Устим слушал Данилу, а перед глазами проплывала своя жизнь. Как было трудно ему! Как тягостно под властью пани Розалии! Думалось, ничего на свете нет хуже! А вот надели на него новое ярмо, и оно оказалось во сто раз хуже того, в котором он ходил.
И началась муштра. Не так вытянул носок, печатая церемониальный шаг, — по уху! Споткнулся, несясь в атаку на чучела, — на гауптвахту. Вздумал что-то возразить — под розги. А командир полка имеет право отпустить солдату восемьсот розог, что было для многих почти смертельной дозой. И выходит: как ни старайся — все равно и зуботычин нахватаешь, и на гауптвахте посидишь, и розог — а то и шпицрутенов! — отведаешь, ибо тот, как гласил неписаный закон, не солдат, «то не испытал на своей шкуре всю эту «науку». Бить и учить, учить и бить — было одно и то же. В ход пускались не только кулаки, но и ножны, и барабанные палки — все, что попадалось под руку. Старые солдаты говорили:
— Вот что значит, братец, настоящая служба: бьют и плакать не дают. Пан тебя порет, так кричи и ругайся, сколько твоей душе угодно, а здесь — молчок. А ежели хоть пикнешь — еще подсыпят. Не зря ведь говорят, что черти в аду не телячьи, а солдатские шкуры на барабаны натягивают. Вот шкуры-то наши начальство и отделывает, чтобы угодить чертям…

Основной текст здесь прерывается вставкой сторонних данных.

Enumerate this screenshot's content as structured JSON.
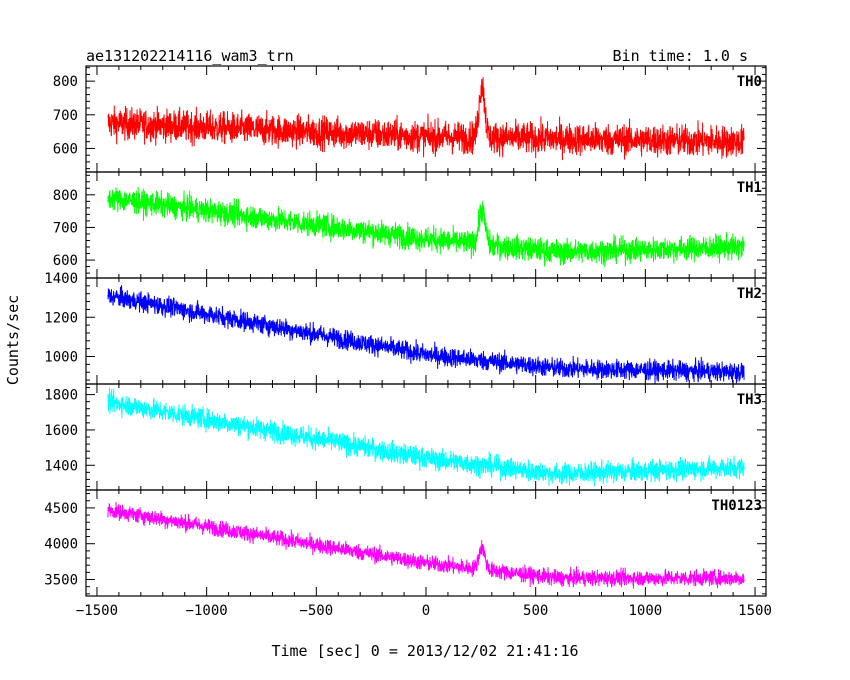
{
  "chart_data": {
    "type": "line",
    "title": "ae131202214116_wam3_trn",
    "subtitle": "Bin time: 1.0 s",
    "xlabel": "Time [sec] 0 = 2013/12/02 21:41:16",
    "ylabel": "Counts/sec",
    "xlim": [
      -1550,
      1550
    ],
    "x_ticks": [
      -1500,
      -1000,
      -500,
      0,
      500,
      1000,
      1500
    ],
    "x_tick_labels": [
      "−1500",
      "−1000",
      "−500",
      "0",
      "500",
      "1000",
      "1500"
    ],
    "x_range": [
      -1450,
      1450
    ],
    "grid": false,
    "panels": [
      {
        "name": "TH0",
        "color": "#ff0000",
        "ylim": [
          530,
          845
        ],
        "y_ticks": [
          600,
          700,
          800
        ],
        "baseline": [
          [
            -1450,
            675
          ],
          [
            0,
            635
          ],
          [
            1450,
            620
          ]
        ],
        "noise": 38,
        "flare": {
          "t": 255,
          "peak": 790,
          "width": 18
        }
      },
      {
        "name": "TH1",
        "color": "#00ff00",
        "ylim": [
          545,
          870
        ],
        "y_ticks": [
          600,
          700,
          800
        ],
        "baseline": [
          [
            -1450,
            790
          ],
          [
            0,
            665
          ],
          [
            600,
            625
          ],
          [
            1450,
            640
          ]
        ],
        "noise": 30,
        "flare": {
          "t": 255,
          "peak": 755,
          "width": 20
        }
      },
      {
        "name": "TH2",
        "color": "#0000ff",
        "ylim": [
          860,
          1400
        ],
        "y_ticks": [
          1000,
          1200,
          1400
        ],
        "baseline": [
          [
            -1450,
            1310
          ],
          [
            0,
            1010
          ],
          [
            600,
            940
          ],
          [
            1450,
            920
          ]
        ],
        "noise": 40,
        "flare": null
      },
      {
        "name": "TH3",
        "color": "#00ffff",
        "ylim": [
          1260,
          1860
        ],
        "y_ticks": [
          1400,
          1600,
          1800
        ],
        "baseline": [
          [
            -1450,
            1760
          ],
          [
            0,
            1440
          ],
          [
            600,
            1350
          ],
          [
            1450,
            1390
          ]
        ],
        "noise": 48,
        "flare": null
      },
      {
        "name": "TH0123",
        "color": "#ff00ff",
        "ylim": [
          3270,
          4750
        ],
        "y_ticks": [
          3500,
          4000,
          4500
        ],
        "baseline": [
          [
            -1450,
            4470
          ],
          [
            0,
            3730
          ],
          [
            600,
            3520
          ],
          [
            1450,
            3520
          ]
        ],
        "noise": 90,
        "flare": {
          "t": 255,
          "peak": 3950,
          "width": 20
        }
      }
    ]
  }
}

Устим не умел «пожирать глазами» начальство в то время, когда оно било его по зубам только потому, что чесался кулак, и ему попадало больше других. У него была хорошая выправка, но в выражении лица, во взгляде серых глаз не чувствовалось страха и того унизительного заискивания, которого так настойчиво добивались от рекрутов офицеры. За это его и били нещадно.
— Смотри веселей, скотина! Больше игры в носках, протоканалья! Отставить! Шаг-гом… арш! Отставить! Ты каким маршем идешь? Церемониальным! Так все жилки, истукан ты эдакой, в теле твоем должны выражать почтение к начальству!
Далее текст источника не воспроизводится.